Research Paper#Vision Transformers, Fine-tuning, Low-Rank Adaptation, Point Cloud Analysis🔬 ResearchAnalyzed: Jan 3, 2026 06:29
CLoRA: Efficient Vision Transformer Fine-tuning
Published:Dec 31, 2025 03:46
•1 min read
•ArXiv
Analysis
This paper introduces CLoRA, a novel method for fine-tuning pre-trained vision transformers. It addresses the trade-off between performance and parameter efficiency in existing LoRA methods. The core idea is to share base spaces and enhance diversity among low-rank modules.
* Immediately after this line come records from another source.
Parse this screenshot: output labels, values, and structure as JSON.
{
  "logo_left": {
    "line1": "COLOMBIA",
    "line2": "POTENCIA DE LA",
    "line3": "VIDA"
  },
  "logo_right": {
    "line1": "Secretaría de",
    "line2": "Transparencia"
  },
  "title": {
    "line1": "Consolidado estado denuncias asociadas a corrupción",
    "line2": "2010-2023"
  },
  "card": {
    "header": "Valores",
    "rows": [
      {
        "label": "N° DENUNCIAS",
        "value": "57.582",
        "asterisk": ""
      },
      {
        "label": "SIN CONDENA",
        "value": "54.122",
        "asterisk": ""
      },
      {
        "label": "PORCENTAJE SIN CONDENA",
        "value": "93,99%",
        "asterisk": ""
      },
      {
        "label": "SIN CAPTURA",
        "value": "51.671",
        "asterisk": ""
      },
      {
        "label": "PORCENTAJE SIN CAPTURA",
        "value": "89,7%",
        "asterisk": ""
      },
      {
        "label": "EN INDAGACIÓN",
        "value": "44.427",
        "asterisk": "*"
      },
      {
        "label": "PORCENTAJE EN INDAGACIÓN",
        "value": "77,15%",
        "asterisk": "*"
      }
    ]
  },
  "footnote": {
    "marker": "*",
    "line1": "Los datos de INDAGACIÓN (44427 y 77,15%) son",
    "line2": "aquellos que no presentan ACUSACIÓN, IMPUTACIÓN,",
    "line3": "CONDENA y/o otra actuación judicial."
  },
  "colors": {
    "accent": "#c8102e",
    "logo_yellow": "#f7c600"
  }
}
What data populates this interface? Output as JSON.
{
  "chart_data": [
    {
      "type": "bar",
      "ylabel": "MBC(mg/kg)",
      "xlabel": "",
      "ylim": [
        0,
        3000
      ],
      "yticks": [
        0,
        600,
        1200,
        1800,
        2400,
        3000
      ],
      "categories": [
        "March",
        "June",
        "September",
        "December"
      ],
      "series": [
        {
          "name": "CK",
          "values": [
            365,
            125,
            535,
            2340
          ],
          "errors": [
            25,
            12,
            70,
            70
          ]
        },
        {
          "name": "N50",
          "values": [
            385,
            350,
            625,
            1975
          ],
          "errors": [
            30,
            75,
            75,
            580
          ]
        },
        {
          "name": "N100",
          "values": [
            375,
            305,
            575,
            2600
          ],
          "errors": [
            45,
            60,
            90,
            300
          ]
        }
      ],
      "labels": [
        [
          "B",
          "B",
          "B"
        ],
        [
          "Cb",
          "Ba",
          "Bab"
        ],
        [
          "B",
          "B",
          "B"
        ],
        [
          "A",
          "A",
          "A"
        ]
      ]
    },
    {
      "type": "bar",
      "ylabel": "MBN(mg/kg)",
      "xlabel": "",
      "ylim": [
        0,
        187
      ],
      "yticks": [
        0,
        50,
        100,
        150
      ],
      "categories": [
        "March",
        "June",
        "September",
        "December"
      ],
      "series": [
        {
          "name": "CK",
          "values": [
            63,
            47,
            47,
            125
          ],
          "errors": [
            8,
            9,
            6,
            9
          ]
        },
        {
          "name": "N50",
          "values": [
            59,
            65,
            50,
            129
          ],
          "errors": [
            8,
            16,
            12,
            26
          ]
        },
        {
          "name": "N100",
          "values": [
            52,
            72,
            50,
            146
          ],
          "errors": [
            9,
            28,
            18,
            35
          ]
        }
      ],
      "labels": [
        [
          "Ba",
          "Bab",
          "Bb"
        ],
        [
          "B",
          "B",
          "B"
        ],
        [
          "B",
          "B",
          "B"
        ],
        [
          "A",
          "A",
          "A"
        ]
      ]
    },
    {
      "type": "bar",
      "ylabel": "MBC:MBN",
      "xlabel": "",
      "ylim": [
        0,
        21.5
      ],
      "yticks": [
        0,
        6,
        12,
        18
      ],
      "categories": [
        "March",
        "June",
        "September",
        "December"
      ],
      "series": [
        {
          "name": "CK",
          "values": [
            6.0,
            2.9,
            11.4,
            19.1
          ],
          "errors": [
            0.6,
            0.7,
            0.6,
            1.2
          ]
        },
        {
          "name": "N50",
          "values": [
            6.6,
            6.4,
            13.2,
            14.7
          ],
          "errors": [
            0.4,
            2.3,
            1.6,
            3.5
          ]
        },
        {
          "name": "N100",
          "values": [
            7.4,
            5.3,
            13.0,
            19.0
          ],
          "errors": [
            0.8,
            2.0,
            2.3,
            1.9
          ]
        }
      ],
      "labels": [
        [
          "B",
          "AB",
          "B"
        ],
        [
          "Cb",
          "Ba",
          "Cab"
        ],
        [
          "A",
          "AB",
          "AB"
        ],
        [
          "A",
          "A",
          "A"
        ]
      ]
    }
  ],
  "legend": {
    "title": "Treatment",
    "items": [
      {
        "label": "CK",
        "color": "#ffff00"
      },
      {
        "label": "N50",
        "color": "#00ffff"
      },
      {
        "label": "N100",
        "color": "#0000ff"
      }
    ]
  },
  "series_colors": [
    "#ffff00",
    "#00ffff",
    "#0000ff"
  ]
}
The paper claims superior performance and efficiency compared to existing methods, particularly in point cloud analysis.
Key Takeaways
- •Proposes CLoRA, a new fine-tuning method for Vision Transformers.
- •Employs base-space sharing and sample-agnostic diversity enhancement (SADE).
- •Aims to balance performance and parameter efficiency.
- •Demonstrates superior performance, especially in point cloud analysis.
- •Requires fewer GFLOPs compared to state-of-the-art methods.
Reference
“CLoRA strikes a better balance between learning performance and parameter efficiency, while requiring the fewest GFLOPs for point cloud analysis, compared with the state-of-the-art methods.”